Abstract

Lithium-sulfur cells are attractive energy-storage systems because of their high energy density and the electrochemical utilization rates of the high-capacity lithium-metal anode and the low-cost sulfur cathode. The commercialization of high-performance lithium-sulfur cells with high discharge capacity and cyclic stability requires the optimization of practical cell-design parameters. Herein, a carbon structural material composed of a carbon nanotube skeleton entrapping conductive graphene is synthesized as an electrode substrate. The carbon structural material is optimized to develop a high-loading polysulfide cathode with a high sulfur loading capacity (6-12mg cm-2 ), rate performance (C/10-C/2), and cyclic stability for 200 cycles.
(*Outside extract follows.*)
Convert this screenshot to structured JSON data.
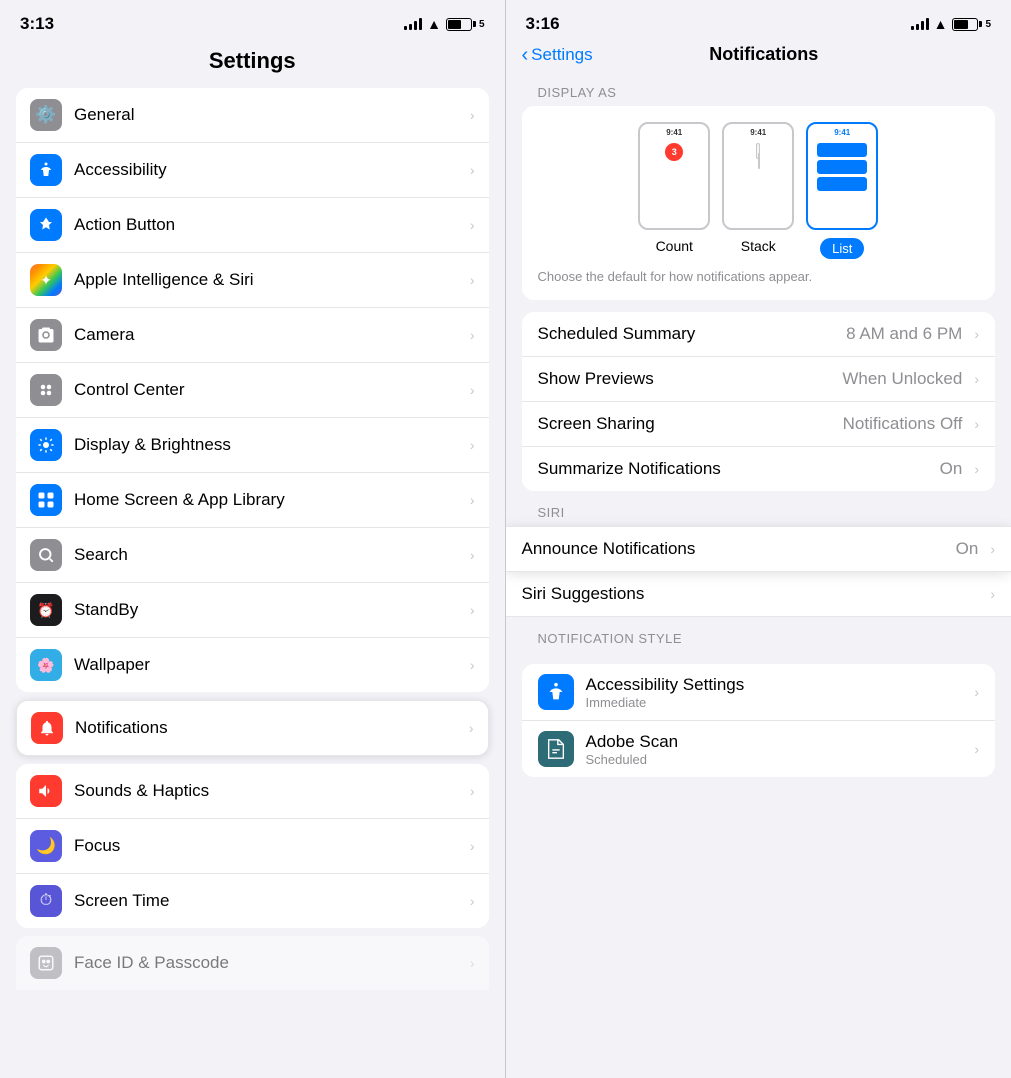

A thin lithium anode based on the carbon structural material is developed and exhibits long lithium stripping/plating stability for ≈2500h with a lithium-ion transference number of 0.68. A lean-electrolyte lithium-sulfur full cell with a low electrolyte-to-sulfur ratio of 6µL mg-1 is constructed with the designed high-loading polysulfide cathode and the thin lithium anode. The integration of all the critical cell-design parameters endows the lithium-sulfur full cell with a low negative-to-positive capacity ratio of 2.4, while exhibiting stable cyclability with an initial discharge capacity of 550 mAh g-1 and 60% capacity retention after 200 cycles.